- Detail
- Ditulis oleh IRA
- Dilihat: 808
Bekasi - Aspek keberimbangan dalam program berita di televisi, masih menjadi sorotan dalam Focus Group of Discussion (FGD) kategori program berita yang digelar Komisi Penyiaran Indonesia (KPI) dalam Indeks Kualitas Program Siaran Televisi (IKPSTV), (1/6). Hal ini dikarenakan aspek keberimbangan tersebut masih mendapatkan angka indeks di bawah standar berkualitas. Anggota KPI Pusat Bidang Kelembagaan Evri Rizqi Monarshi menyampaikan, atas data ini ada pertanyaan apakah relasi kuasa masih sangat kuat di media, terutama pada televisi yang mengambil genre berita. Khususnya jika dikaitkan dengan pesta demokrasi yang baru saja berlangsung dengan dinamika yang luar biasa di tengah masyarakat.
“Pertanyaan yang juga muncul adalah, seberapa aktual program berita ini tersaji di layar kaca, pasca Pilpres dan Pilkada nanti,” ujar Evri. Dirinya berharap, aktualitas dan keakuratan berita tetap terjaga saat Pilkada nanti, sehingga publik di daerah tetap dapat terlayani dengan informasi yang sesuai kebutuhan untuk memilih kepala daerah ke depan. Disampaikan juga oleh Evri, catatan pada program berita ini akan disampaikan dalam Evaluasi Tahunan yang dilakukan KPI kepada televisi swasta yang bersiaran jaringan.

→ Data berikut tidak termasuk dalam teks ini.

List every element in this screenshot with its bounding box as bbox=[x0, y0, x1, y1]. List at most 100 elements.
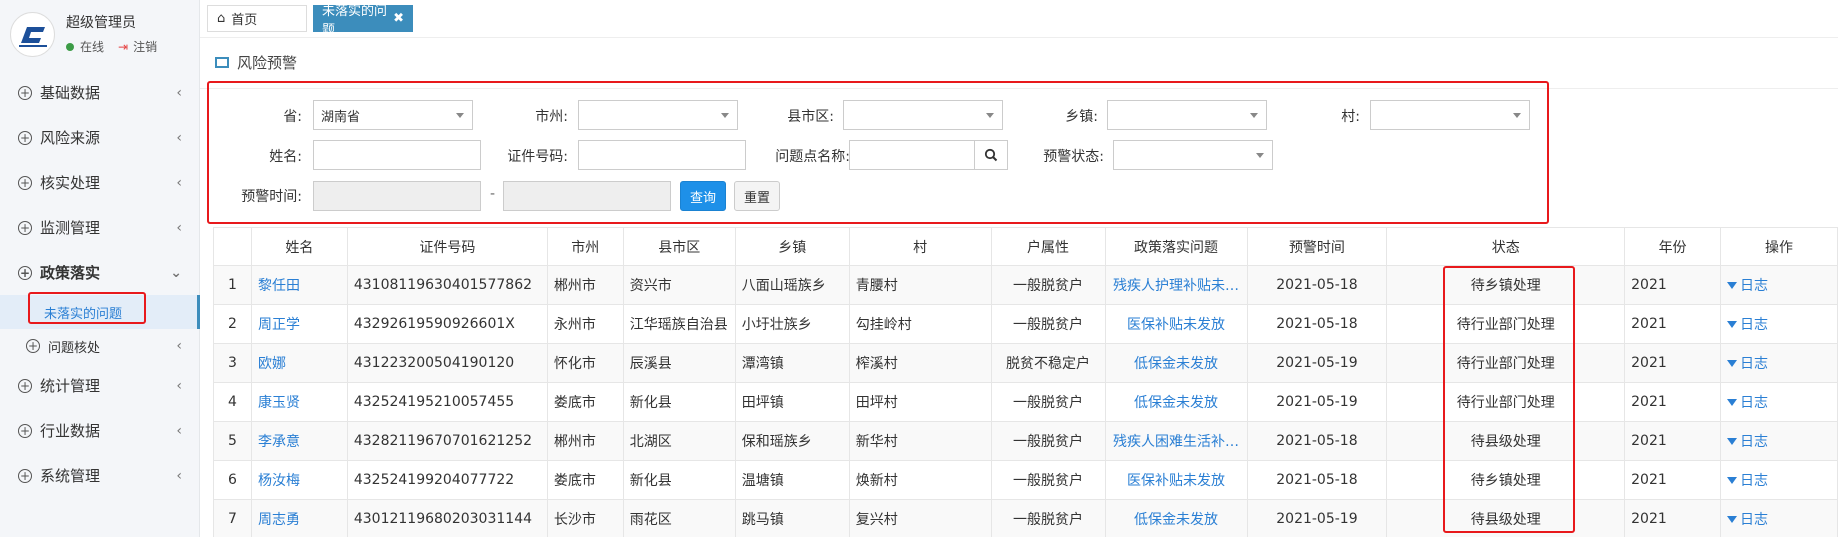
header-year[interactable]: 年份 bbox=[1624, 227, 1722, 266]
year-cell: 2021 bbox=[1624, 382, 1722, 422]
header-id[interactable]: 证件号码 bbox=[346, 227, 548, 266]
log-link[interactable]: 日志 bbox=[1720, 460, 1838, 500]
town-cell: 田坪镇 bbox=[734, 382, 850, 422]
list-icon bbox=[215, 57, 229, 68]
plus-circle-icon: + bbox=[18, 378, 32, 393]
warn-time-end-input[interactable] bbox=[503, 181, 671, 211]
time-cell: 2021-05-19 bbox=[1246, 343, 1388, 383]
row-index: 6 bbox=[213, 460, 252, 500]
header-attr[interactable]: 户属性 bbox=[990, 227, 1106, 266]
header-town[interactable]: 乡镇 bbox=[734, 227, 850, 266]
city-cell: 娄底市 bbox=[546, 382, 624, 422]
header-county[interactable]: 县市区 bbox=[622, 227, 736, 266]
person-name-link[interactable]: 康玉贤 bbox=[250, 382, 348, 422]
city-cell: 长沙市 bbox=[546, 499, 624, 537]
close-icon[interactable]: ✖ bbox=[393, 11, 404, 26]
online-label: 在线 bbox=[80, 40, 105, 54]
issue-link[interactable]: 残疾人困难生活补… bbox=[1104, 421, 1248, 461]
status-cell: 待县级处理 bbox=[1386, 421, 1626, 461]
log-link[interactable]: 日志 bbox=[1720, 382, 1838, 422]
sidebar-subitem-issue-check[interactable]: + 问题核处 ‹ bbox=[0, 329, 200, 363]
log-link[interactable]: 日志 bbox=[1720, 499, 1838, 537]
logout-link[interactable]: 注销 bbox=[133, 38, 157, 55]
issue-input[interactable] bbox=[849, 140, 975, 170]
issue-link[interactable]: 残疾人护理补贴未… bbox=[1104, 265, 1248, 305]
log-link[interactable]: 日志 bbox=[1720, 343, 1838, 383]
town-label: 乡镇: bbox=[1065, 109, 1098, 125]
id-cell: 43282119670701621252 bbox=[346, 421, 548, 461]
sidebar-subitem-unimplemented[interactable]: 未落实的问题 bbox=[0, 295, 200, 329]
warn-status-label: 预警状态: bbox=[1043, 149, 1104, 165]
chevron-left-icon: ‹ bbox=[176, 174, 182, 191]
town-cell: 跳马镇 bbox=[734, 499, 850, 537]
issue-link[interactable]: 低保金未发放 bbox=[1104, 499, 1248, 537]
log-link[interactable]: 日志 bbox=[1720, 265, 1838, 305]
province-select[interactable]: 湖南省 bbox=[313, 100, 473, 130]
county-cell: 北湖区 bbox=[622, 421, 736, 461]
province-label: 省: bbox=[283, 109, 302, 125]
sidebar-item-verify[interactable]: + 核实处理 ‹ bbox=[0, 160, 200, 205]
header-time[interactable]: 预警时间 bbox=[1246, 227, 1388, 266]
sidebar-item-label: 监测管理 bbox=[40, 219, 101, 237]
sidebar-item-industry[interactable]: + 行业数据 ‹ bbox=[0, 408, 200, 453]
sidebar-subitem-label: 未落实的问题 bbox=[44, 306, 123, 322]
issue-link[interactable]: 医保补贴未发放 bbox=[1104, 460, 1248, 500]
tab-home[interactable]: ⌂ 首页 bbox=[207, 5, 307, 32]
year-cell: 2021 bbox=[1624, 265, 1722, 305]
sidebar-item-stats[interactable]: + 统计管理 ‹ bbox=[0, 363, 200, 408]
avatar bbox=[10, 12, 55, 57]
log-link[interactable]: 日志 bbox=[1720, 421, 1838, 461]
city-cell: 郴州市 bbox=[546, 421, 624, 461]
village-label: 村: bbox=[1341, 109, 1360, 125]
tab-bar: ⌂ 首页 未落实的问题 ✖ bbox=[200, 0, 1838, 38]
town-select[interactable] bbox=[1107, 100, 1267, 130]
date-range-dash: - bbox=[490, 186, 496, 202]
time-cell: 2021-05-19 bbox=[1246, 499, 1388, 537]
sidebar-item-basic-data[interactable]: + 基础数据 ‹ bbox=[0, 70, 200, 115]
name-input[interactable] bbox=[313, 140, 481, 170]
warn-time-start-input[interactable] bbox=[313, 181, 481, 211]
status-cell: 待行业部门处理 bbox=[1386, 382, 1626, 422]
filter-icon bbox=[1727, 359, 1738, 367]
person-name-link[interactable]: 周正学 bbox=[250, 304, 348, 344]
table-row: 6 杨汝梅 432524199204077722 娄底市 新化县 温塘镇 焕新村… bbox=[213, 460, 1838, 500]
chevron-left-icon: ‹ bbox=[176, 422, 182, 439]
header-status[interactable]: 状态 bbox=[1386, 227, 1626, 266]
sidebar-item-policy[interactable]: + 政策落实 ⌄ bbox=[0, 250, 200, 295]
village-cell: 勾挂岭村 bbox=[848, 304, 992, 344]
person-name-link[interactable]: 李承意 bbox=[250, 421, 348, 461]
county-select[interactable] bbox=[843, 100, 1003, 130]
year-cell: 2021 bbox=[1624, 343, 1722, 383]
person-name-link[interactable]: 黎任田 bbox=[250, 265, 348, 305]
sidebar-item-system[interactable]: + 系统管理 ‹ bbox=[0, 453, 200, 498]
id-input[interactable] bbox=[578, 140, 746, 170]
issue-search-button[interactable] bbox=[974, 140, 1008, 170]
header-name[interactable]: 姓名 bbox=[250, 227, 348, 266]
person-name-link[interactable]: 欧娜 bbox=[250, 343, 348, 383]
issue-link[interactable]: 低保金未发放 bbox=[1104, 343, 1248, 383]
sidebar-nav: + 基础数据 ‹ + 风险来源 ‹ + 核实处理 ‹ + 监测管理 ‹ + 政策… bbox=[0, 70, 200, 498]
city-select[interactable] bbox=[578, 100, 738, 130]
logout-icon[interactable]: ⇥ bbox=[118, 40, 128, 54]
header-issue[interactable]: 政策落实问题 bbox=[1104, 227, 1248, 266]
issue-link[interactable]: 医保补贴未发放 bbox=[1104, 304, 1248, 344]
log-link[interactable]: 日志 bbox=[1720, 304, 1838, 344]
attr-cell: 一般脱贫户 bbox=[990, 421, 1106, 461]
sidebar-item-label: 政策落实 bbox=[40, 264, 101, 282]
person-name-link[interactable]: 杨汝梅 bbox=[250, 460, 348, 500]
header-city[interactable]: 市州 bbox=[546, 227, 624, 266]
issue-link[interactable]: 低保金未发放 bbox=[1104, 382, 1248, 422]
header-village[interactable]: 村 bbox=[848, 227, 992, 266]
village-select[interactable] bbox=[1370, 100, 1530, 130]
query-button[interactable]: 查询 bbox=[680, 181, 726, 211]
tab-unimplemented[interactable]: 未落实的问题 ✖ bbox=[313, 4, 413, 38]
reset-button[interactable]: 重置 bbox=[734, 181, 780, 211]
user-panel: 超级管理员 在线 ⇥ 注销 bbox=[0, 0, 199, 70]
warn-status-select[interactable] bbox=[1113, 140, 1273, 170]
year-cell: 2021 bbox=[1624, 499, 1722, 537]
table-header-row: 姓名 证件号码 市州 县市区 乡镇 村 户属性 政策落实问题 预警时间 状态 年… bbox=[213, 227, 1838, 266]
person-name-link[interactable]: 周志勇 bbox=[250, 499, 348, 537]
sidebar-item-risk-source[interactable]: + 风险来源 ‹ bbox=[0, 115, 200, 160]
sidebar-item-monitor[interactable]: + 监测管理 ‹ bbox=[0, 205, 200, 250]
status-cell: 待行业部门处理 bbox=[1386, 343, 1626, 383]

Pada kategori program berita ini, pengendali lapangan yang hadir memimpin FGD adalah Alem Pebri Soni selaku akademisi dari Universitas Hasanuddin. Diskusi ini mengikutsertakan dua belas informan ahli yang hadir secara daring dari dua belas perguruan tinggi negeri di Indonesia. Pada kesempatan itu, informan ahli dari Universitas Padjajaran Aceng Abdullah mengungkap, ada stasiun televisi yang awalnya dipandang hanya sebelah mata untuk produksi program berita. Namun setelah ditelaah lebih jauh, ujar Aceng, ternyata berita-berita yang dihadirkan sangat berkualitas dan juga eksklusif.
Informan ahli lainnya menyoroti penggunaan footage dari media sosial sebagai konten berita di televisi. Aliyah dari Universitas Tanjung Pura menegaskan, verifikasi adalah hukum wajib dalam jurnalistik, karena hal itu yang membedakan jurnalisme sesungguhnya dengan jurnalisme warga. Dalam catatan Aliyah, ada beberapa tayangan yang kontennya diambil dari media sosial tapi tidak mengikutsertakan narasumber yang terlibat atau berada di lokasi kejadian, atau juga pejabat yang berwenang. Padahal keberadaan narasumber tersebut merupakan sumber data penting dalam kegiatan jurnalistik. Hadirnya narasumber ini juga untuk mempertegas kebenaran sebuah peristiwa, sehingga berita yang disampaikan pun layak menjadi rujukan untuk publik.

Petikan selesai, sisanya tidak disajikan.